Kısıtlı bilgi ve akıl ile her şeyi bileceğini zanneden insan bilinmezlik çemberinde döner durur, oysa ki teslimiyet bu bilinmezlik çemberinden ve çıkmazdan kurtuluşun tek yoludur... R&S
İnsanoğlu her konuda kısıtlı yaratılmış bir varlıktır. Mesela belirli frekans aralığında duyarız, belirli dalga boyunda ki ışıkları ve cisimleri görebiliriz. Mikron boyutunda ki cisimleri veya varlıkları göremeyiz. Çevremizde olan bitenin tam olarak farkında değilizdir aslında. Basit bir örnekle, mikroskop icat edilene kadar (17. y.y) bakterilerin farkında bile değildik. Bizi hasta eden, hatta salgın hastalıklarla ölümlere neden olan bu minik varlıklardan uzun zaman sonra tanışabildik.
Evet, mesele bilinmeyeni bilebilmek, aklımızı ne kadar zorlasak da ancak kapasitemiz kadar olur. Bilim ve teknolojiyi kullanarak tabi ki bir yere varabiliriz. Fakat bu çevremizde ve hayatımız da olan biten her şeye KADİR olabileceğimiz anlamına gelmez elbet.
Teslimiyet bu bilinmezliğin neresin de peki?
Burada ki teslimiyet, Allah (c.c)' a ve O nun dinine kayıtsız inanmış boyun eymiş olan müslüman kişinin Yaradana olan bağlılığını ifade etmektedir. Eğer inanıyorsak biliriz ki cevap veremeyeceğimiz anlayamayacağımız idrak edemeyeceğimiz bir çok konu vardır aslında...Kutsal Kitabımız Kur'an da Bakara Suresi 255. ayette "......Onlar O ' nun ilminden, kendisinin dilediği kadarından başka bir şey kavrayamazlar." der. Bu nokta da her şeye cevap bulabileceğimizi düşünürsek büyük bir çıkmaza düşeriz, bilinmezlik çemberinde döner dururuz.

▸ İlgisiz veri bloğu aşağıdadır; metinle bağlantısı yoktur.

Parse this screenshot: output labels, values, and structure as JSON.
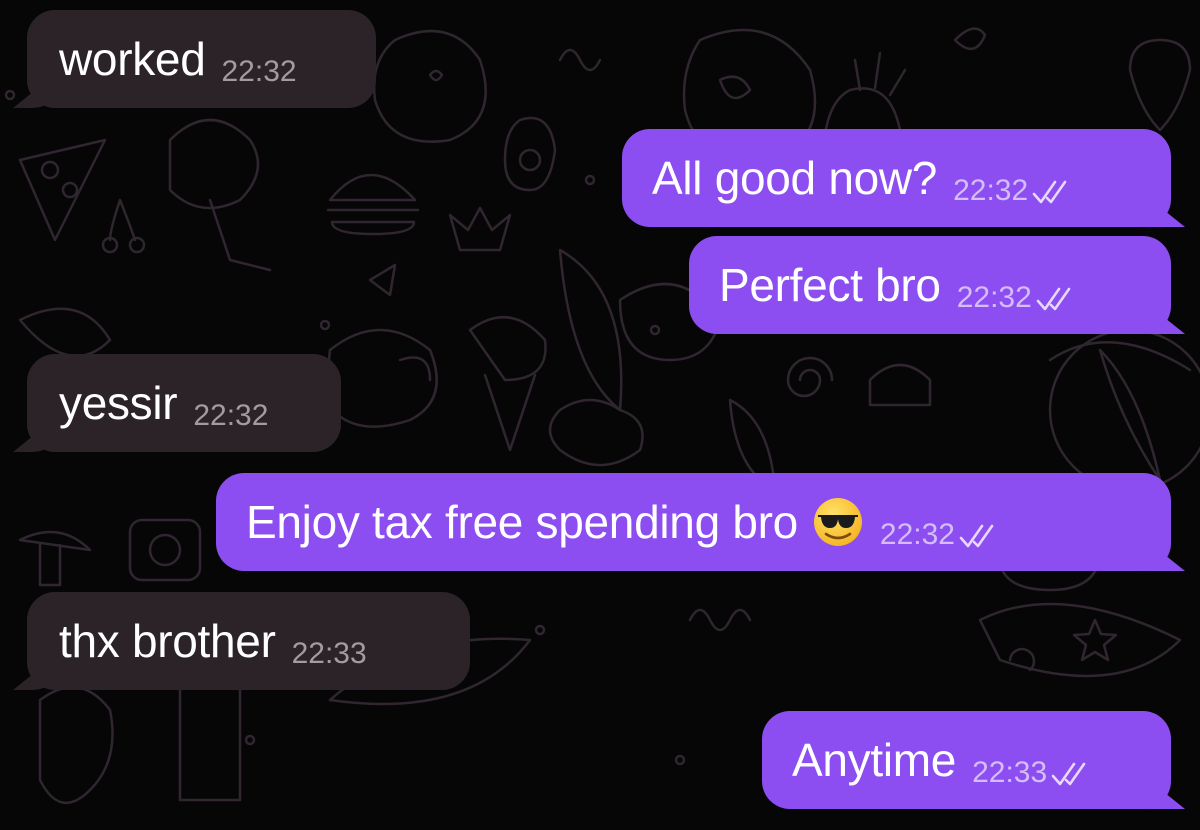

Evet müslüman kişi teslim olmuş boyun eğmiş kişidir kendisini bilinmezliklere sürüklemez şüphesiz itaat içindedir sorgulamanın sınırını bilir ve orada durur. Bu hiçbir şeyi araştırmaz anlamına gelmez tabi ki de.

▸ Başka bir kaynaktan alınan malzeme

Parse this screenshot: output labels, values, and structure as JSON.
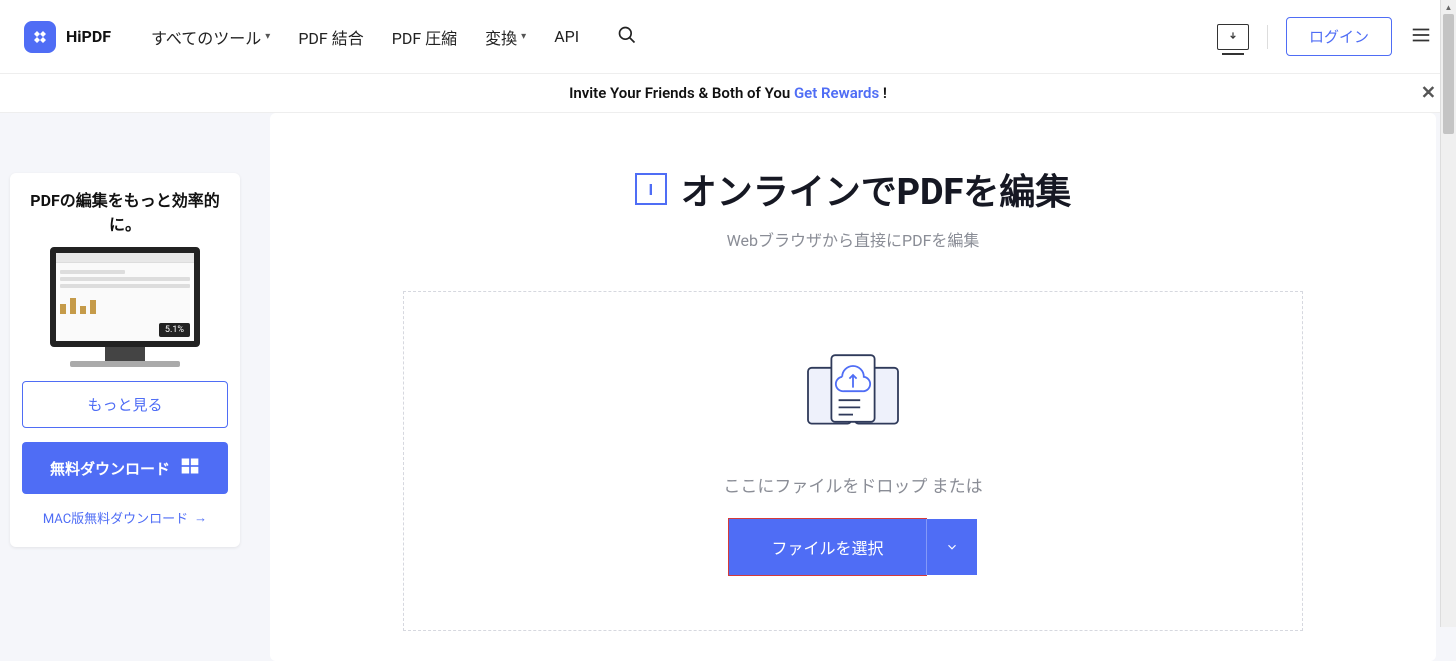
{
  "header": {
    "logo_text": "HiPDF",
    "nav": {
      "all_tools": "すべてのツール",
      "merge": "PDF 結合",
      "compress": "PDF 圧縮",
      "convert": "変換",
      "api": "API"
    },
    "login": "ログイン"
  },
  "banner": {
    "prefix": "Invite Your Friends & Both of You ",
    "link": "Get Rewards",
    "suffix": " !"
  },
  "sidebar": {
    "title": "PDFの編集をもっと効率的に。",
    "monitor_badge": "5.1%",
    "see_more": "もっと見る",
    "free_download": "無料ダウンロード",
    "mac_link": "MAC版無料ダウンロード"
  },
  "main": {
    "edit_icon_text": "I",
    "title": "オンラインでPDFを編集",
    "subtitle": "Webブラウザから直接にPDFを編集",
    "drop_text": "ここにファイルをドロップ または",
    "file_button": "ファイルを選択"
  }
}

Bir örnekle bağlayalım konuyu 12v luk basit bir elektrik motorunu 220 v ile çalıştırmaya kalkarsanız motoru yakarsınız yani her şey kapasitesi kadardır.
Biz İNSANLAR da öyle...
Bu manada sorgulamanın sınırını bilmek ve orada durabilmek bilinmezliklerden kurtuluşumuz olacaktır..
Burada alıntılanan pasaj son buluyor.